Qu’il s’agisse des contraintes administratives ou économiques, les agriculteurs exercent leur métier dans des conditions de stress très importantes. Beaucoup souffrent également du regard de la société sur leur métier, avec cette impression d’être pointé du doigt en permanence. L’isolement des exploitants agricoles, tant au niveau professionnel que social (célibat), amplifie également ce mal-être. C’est un sentiment constaté sur l’ensemble du territoire, et qui est vécu de manière encore plus forte dans les grandes régions d’élevage. Cette ambiance pesante fait que certains ont du mal à prendre du recul par rapport à la conjoncture.

Existe-t-il aujourd’hui des outils pour repérer les agriculteurs en souffrance ?
Un dispositif d’écoute des agriculteurs en détresse va être mis en place au niveau national. Des partenariats avec des associations spécialisées type SOS amitié, SOS suicide existent aussi dans certaines régions.
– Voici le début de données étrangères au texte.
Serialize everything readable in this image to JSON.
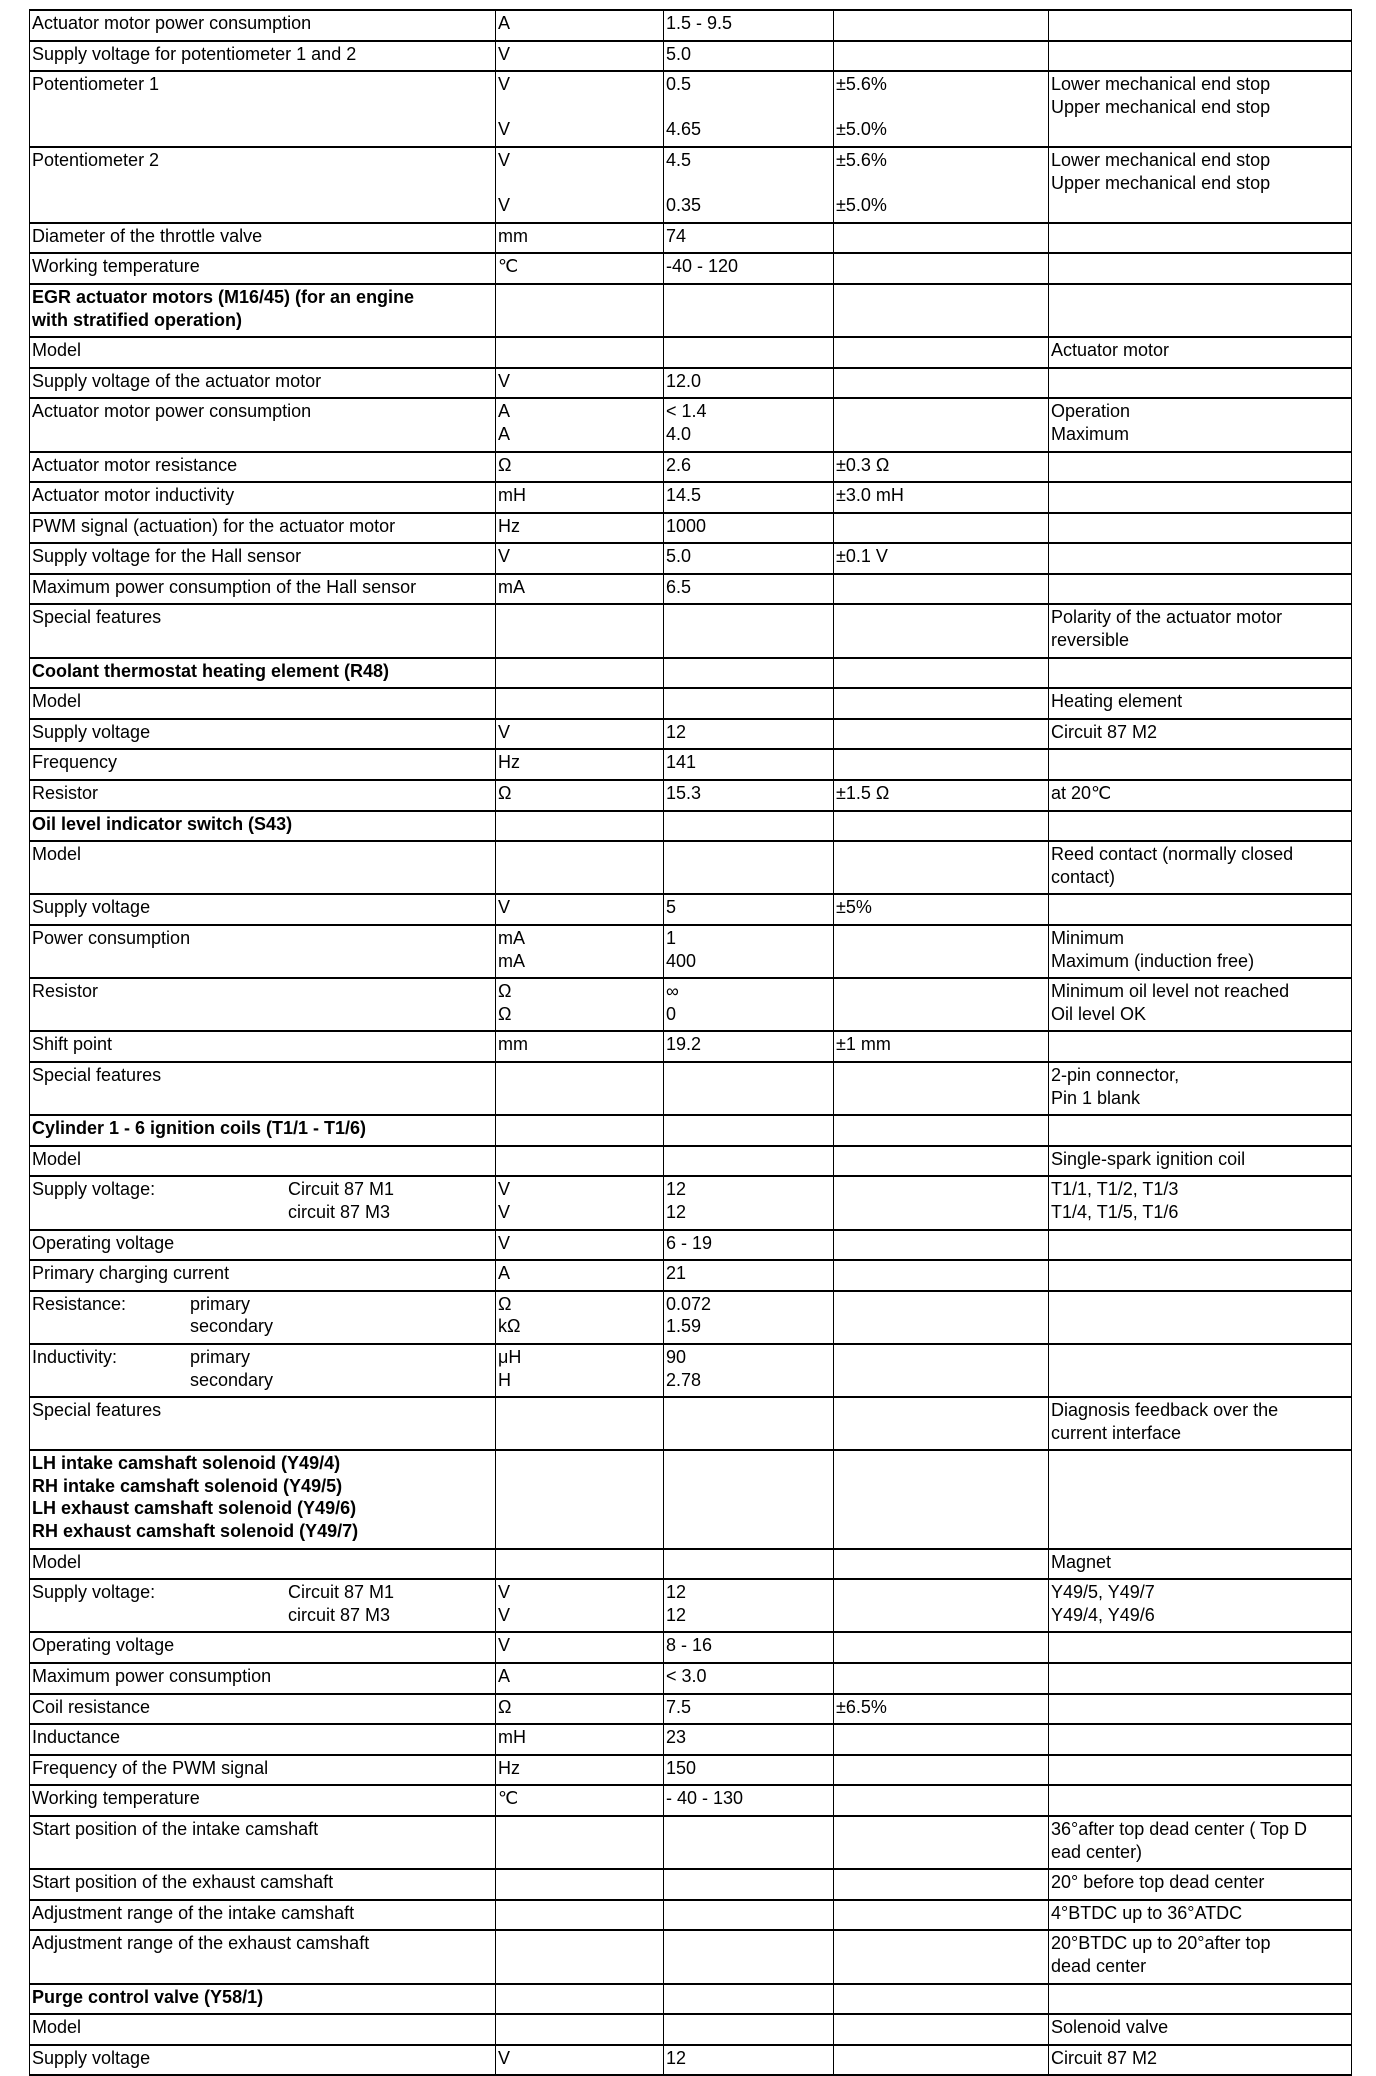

Il est primordial d’intervenir le plus en amont possible et pour cela il faut être à l’écoute. Il s’agit d’une démarche collective qui doit être portée par les Chambres d’agriculture, les coopératives, les privés, les banques, les assurances et la MSA. La FNSEA va également sensibiliser son réseau départemental sur cette problématique, pour que ses responsables au niveau communal et cantonal soient particulièrement vigilants sur le terrain à d’éventuels cas d’agriculteurs en difficulté. Le repli sur soi et le renfermement sont des signes précurseurs. Nous devons retrouver du lien et cette ambiance typique des communes rurales où chacun connaissait son voisin et échangeait avec lui. L’important c’est d’arriver à faire parler les gens, pour pouvoir leur apporter des solutions.

Quelles pourraient être ces solutions ? Aider les agriculteurs en situation de détresse à envisager une reconversion ?
D’abord il faudrait sortir des analyses purement comptables, je pense qu’il est indispensable d’accompagner aussi sur le plan personnel les exploitants agricoles en difficulté. Quant à une éventuelle reconversion, les agriculteurs ont justement du mal à se reconvertir. C’est avant tout culturel : ces derniers sont très attachés à leur métier, et le vivent avec passion. Par conséquent, une reconversion est souvent vécue comme un échec. Il faut donc d’abord les aider à sortir la tête de l’eau, à prendre du recul, pour ensuite les accompagner dans cette voie.